Generated codebook if mapping is needed.

codebook_stats_ dict

Statistics about the generated codebook.

estimators_ list | None

Stores the single fitted base estimator only if no_mapping_needed_ is True.

no_mapping_needed_ bool

True if n_classes <= alphabet_size.

classes_index_ dict | None

Maps class labels to indices.

X_train ndarray | None

Stored training features if mapping needed.

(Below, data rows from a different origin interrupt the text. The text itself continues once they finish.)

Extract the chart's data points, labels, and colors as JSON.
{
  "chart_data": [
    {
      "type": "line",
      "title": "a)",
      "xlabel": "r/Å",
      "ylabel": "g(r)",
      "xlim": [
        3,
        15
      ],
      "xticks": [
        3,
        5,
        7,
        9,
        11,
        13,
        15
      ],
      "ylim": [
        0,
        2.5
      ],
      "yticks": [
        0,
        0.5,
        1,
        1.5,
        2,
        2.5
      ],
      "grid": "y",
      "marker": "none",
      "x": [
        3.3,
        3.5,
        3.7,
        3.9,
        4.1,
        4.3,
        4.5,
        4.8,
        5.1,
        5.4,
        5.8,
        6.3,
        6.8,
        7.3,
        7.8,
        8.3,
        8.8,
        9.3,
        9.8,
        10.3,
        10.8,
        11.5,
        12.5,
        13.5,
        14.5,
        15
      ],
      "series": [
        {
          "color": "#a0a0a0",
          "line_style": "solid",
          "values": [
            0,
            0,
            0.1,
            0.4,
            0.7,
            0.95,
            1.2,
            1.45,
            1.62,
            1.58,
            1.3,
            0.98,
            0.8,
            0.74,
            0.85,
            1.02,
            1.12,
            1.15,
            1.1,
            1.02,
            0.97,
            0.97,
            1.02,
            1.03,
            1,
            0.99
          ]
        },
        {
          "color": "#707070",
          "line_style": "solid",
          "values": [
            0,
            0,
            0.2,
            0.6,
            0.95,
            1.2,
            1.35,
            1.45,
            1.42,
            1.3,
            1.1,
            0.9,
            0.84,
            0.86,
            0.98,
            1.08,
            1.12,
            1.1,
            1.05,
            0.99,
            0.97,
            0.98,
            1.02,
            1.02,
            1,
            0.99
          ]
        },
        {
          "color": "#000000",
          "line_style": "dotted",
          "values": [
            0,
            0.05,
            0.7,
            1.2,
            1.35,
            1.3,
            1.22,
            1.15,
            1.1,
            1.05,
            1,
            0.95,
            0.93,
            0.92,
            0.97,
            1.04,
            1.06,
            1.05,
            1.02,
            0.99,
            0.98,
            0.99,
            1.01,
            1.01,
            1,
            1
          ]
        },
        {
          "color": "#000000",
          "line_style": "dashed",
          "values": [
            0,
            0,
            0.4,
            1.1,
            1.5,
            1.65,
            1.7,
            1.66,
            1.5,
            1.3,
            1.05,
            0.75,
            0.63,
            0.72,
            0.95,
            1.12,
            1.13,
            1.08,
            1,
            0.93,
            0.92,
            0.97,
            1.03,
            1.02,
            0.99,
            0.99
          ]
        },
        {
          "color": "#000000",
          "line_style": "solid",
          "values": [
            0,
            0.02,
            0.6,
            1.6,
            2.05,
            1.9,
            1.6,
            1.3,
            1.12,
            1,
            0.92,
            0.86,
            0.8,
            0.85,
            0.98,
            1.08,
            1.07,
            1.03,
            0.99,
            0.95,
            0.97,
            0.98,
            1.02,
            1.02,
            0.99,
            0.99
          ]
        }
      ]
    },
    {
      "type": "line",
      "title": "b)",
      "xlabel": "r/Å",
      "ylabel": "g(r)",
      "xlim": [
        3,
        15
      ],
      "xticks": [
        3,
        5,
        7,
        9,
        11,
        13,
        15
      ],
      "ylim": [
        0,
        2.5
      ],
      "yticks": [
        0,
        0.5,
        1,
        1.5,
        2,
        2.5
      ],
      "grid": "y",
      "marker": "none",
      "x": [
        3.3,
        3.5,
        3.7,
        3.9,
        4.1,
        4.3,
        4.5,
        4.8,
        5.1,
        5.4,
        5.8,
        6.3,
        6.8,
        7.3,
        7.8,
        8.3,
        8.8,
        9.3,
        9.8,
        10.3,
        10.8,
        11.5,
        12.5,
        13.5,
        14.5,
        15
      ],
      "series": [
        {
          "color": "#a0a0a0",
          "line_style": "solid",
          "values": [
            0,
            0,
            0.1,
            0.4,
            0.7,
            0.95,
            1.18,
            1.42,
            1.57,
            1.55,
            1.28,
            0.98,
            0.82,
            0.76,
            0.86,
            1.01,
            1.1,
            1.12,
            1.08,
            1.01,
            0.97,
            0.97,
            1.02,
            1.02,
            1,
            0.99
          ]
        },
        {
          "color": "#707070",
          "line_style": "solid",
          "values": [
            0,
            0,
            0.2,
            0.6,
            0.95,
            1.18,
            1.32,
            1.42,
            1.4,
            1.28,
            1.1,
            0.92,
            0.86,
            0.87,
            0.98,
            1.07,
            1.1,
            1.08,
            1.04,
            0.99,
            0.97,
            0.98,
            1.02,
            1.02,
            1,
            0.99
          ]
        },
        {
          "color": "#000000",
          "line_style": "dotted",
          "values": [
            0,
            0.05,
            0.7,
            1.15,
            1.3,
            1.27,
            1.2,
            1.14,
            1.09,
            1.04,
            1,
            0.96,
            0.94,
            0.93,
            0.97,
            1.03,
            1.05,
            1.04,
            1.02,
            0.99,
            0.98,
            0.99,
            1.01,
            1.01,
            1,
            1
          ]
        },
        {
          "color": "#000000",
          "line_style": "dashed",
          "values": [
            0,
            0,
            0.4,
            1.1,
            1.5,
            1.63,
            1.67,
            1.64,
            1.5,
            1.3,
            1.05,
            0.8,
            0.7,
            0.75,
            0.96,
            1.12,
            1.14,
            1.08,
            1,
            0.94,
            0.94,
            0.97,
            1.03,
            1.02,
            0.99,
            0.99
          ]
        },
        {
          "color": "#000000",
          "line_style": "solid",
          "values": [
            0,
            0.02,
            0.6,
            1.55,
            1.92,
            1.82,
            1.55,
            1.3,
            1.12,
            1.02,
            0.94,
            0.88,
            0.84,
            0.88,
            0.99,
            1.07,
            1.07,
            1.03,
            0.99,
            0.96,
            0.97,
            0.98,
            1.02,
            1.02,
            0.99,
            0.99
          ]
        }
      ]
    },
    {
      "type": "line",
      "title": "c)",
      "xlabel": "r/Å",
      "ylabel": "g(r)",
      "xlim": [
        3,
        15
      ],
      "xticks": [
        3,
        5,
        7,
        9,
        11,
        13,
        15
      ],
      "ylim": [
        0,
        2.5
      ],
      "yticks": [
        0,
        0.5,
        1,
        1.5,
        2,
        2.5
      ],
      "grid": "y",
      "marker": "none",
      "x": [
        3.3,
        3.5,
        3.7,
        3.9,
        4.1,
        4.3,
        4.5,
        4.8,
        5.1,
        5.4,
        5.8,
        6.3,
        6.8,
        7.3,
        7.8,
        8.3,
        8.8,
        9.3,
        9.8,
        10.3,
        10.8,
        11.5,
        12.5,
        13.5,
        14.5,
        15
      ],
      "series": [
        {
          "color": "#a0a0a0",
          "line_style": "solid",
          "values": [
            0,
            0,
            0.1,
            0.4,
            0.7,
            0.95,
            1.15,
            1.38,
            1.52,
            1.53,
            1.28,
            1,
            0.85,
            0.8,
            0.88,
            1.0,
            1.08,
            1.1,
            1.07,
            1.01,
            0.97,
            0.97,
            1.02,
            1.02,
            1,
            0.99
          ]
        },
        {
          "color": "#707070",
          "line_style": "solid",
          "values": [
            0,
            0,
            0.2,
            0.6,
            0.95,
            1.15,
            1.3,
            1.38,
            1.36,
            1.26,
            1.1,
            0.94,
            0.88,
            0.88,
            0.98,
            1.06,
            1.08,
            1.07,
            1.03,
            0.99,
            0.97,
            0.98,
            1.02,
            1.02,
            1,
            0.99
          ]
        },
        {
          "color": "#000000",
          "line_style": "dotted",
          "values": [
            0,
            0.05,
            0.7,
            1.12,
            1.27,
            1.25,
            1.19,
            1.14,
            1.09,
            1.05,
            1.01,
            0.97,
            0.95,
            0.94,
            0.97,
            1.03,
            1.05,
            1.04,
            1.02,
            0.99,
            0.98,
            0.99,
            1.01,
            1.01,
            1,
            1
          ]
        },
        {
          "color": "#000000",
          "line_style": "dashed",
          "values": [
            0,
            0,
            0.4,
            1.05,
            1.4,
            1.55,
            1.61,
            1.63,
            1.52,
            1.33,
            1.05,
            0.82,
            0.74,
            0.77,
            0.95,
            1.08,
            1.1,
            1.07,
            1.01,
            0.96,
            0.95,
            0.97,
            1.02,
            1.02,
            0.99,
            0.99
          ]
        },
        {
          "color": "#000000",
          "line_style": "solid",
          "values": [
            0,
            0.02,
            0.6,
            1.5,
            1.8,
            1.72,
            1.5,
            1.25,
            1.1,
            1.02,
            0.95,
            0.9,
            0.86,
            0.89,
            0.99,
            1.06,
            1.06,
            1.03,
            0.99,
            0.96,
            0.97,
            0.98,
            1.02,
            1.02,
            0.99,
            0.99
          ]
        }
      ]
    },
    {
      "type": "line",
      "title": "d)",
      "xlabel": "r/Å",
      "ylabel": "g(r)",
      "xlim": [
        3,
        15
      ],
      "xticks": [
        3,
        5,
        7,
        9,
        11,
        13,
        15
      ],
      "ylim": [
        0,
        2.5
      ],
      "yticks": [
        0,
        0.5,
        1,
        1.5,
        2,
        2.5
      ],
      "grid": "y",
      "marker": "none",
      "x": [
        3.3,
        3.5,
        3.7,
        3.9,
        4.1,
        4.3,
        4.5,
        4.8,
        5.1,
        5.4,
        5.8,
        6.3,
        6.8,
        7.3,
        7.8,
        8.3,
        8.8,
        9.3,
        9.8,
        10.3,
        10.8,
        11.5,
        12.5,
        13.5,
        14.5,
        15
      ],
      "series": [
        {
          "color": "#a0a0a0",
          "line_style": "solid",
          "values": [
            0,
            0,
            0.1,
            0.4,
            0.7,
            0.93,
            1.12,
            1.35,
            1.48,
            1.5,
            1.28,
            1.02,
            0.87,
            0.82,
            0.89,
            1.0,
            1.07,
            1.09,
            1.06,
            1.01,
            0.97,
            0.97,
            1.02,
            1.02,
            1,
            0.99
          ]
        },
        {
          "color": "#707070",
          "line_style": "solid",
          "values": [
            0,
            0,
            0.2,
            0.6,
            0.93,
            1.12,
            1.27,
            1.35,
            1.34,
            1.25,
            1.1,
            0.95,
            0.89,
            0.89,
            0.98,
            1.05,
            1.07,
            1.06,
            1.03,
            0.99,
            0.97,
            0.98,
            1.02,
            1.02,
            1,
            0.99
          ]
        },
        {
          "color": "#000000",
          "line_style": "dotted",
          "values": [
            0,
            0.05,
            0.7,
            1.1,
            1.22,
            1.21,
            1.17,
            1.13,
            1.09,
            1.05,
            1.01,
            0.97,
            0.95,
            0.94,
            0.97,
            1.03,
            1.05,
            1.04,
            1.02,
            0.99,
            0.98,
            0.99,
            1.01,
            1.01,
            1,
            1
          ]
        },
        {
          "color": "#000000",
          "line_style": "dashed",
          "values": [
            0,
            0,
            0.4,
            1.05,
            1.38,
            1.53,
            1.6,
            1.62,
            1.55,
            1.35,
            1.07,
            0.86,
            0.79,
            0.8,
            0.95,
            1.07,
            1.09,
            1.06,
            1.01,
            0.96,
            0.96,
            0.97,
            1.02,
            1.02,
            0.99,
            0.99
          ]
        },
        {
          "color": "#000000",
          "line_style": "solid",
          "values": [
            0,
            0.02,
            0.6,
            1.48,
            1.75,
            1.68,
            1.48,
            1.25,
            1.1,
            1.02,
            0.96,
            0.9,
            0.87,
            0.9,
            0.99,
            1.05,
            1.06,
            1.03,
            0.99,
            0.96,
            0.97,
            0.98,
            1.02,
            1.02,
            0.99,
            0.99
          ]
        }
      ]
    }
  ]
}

Y_train_per_estimator ndarray | None

Encoded training labels for each sub-problem. Shape (n_estimators, n_samples).

n_features_in_ int

Number of features seen during fit.

feature_names_in_ ndarray | None

Names of features seen during fit.

Examples:

>>> from sklearn.datasets import load_iris
>>> from tabpfn import TabPFNClassifier
>>> from tabpfn_extensions.many_class import ManyClassClassifier
>>> from sklearn.model_selection import train_test_split
>>> X, y = load_iris(return_X_y=True)
>>> X_train, X_test, y_train, y_test = train_test_split(X, y, random_state=42)
>>> base_clf = TabPFNClassifier()
>>> many_clf = ManyClassClassifier(base_clf, alphabet_size=base_clf.max_num_classes_)
>>> many_clf.fit(X_train, y_train)
>>> y_pred = many_clf.predict(X_test)

codebook_statistics_ property

codebook_statistics_

Returns statistics about the generated codebook.

fit

fit(X, y, **fit_params) -> ManyClassClassifier

Prepare classifier using custom validate_data. Actual fitting of sub-estimators happens in predict_proba if mapping is needed.

predict

predict(X) -> ndarray

Predict multi-class targets for X.

predict_proba

predict_proba(X) -> ndarray

Predict class probabilities for X. Sub-estimators are fitted here if mapping is used.

set_categorical_features

set_categorical_features(
    categorical_features: list[int],
) -> None

Attempts to set categorical features on the base estimator.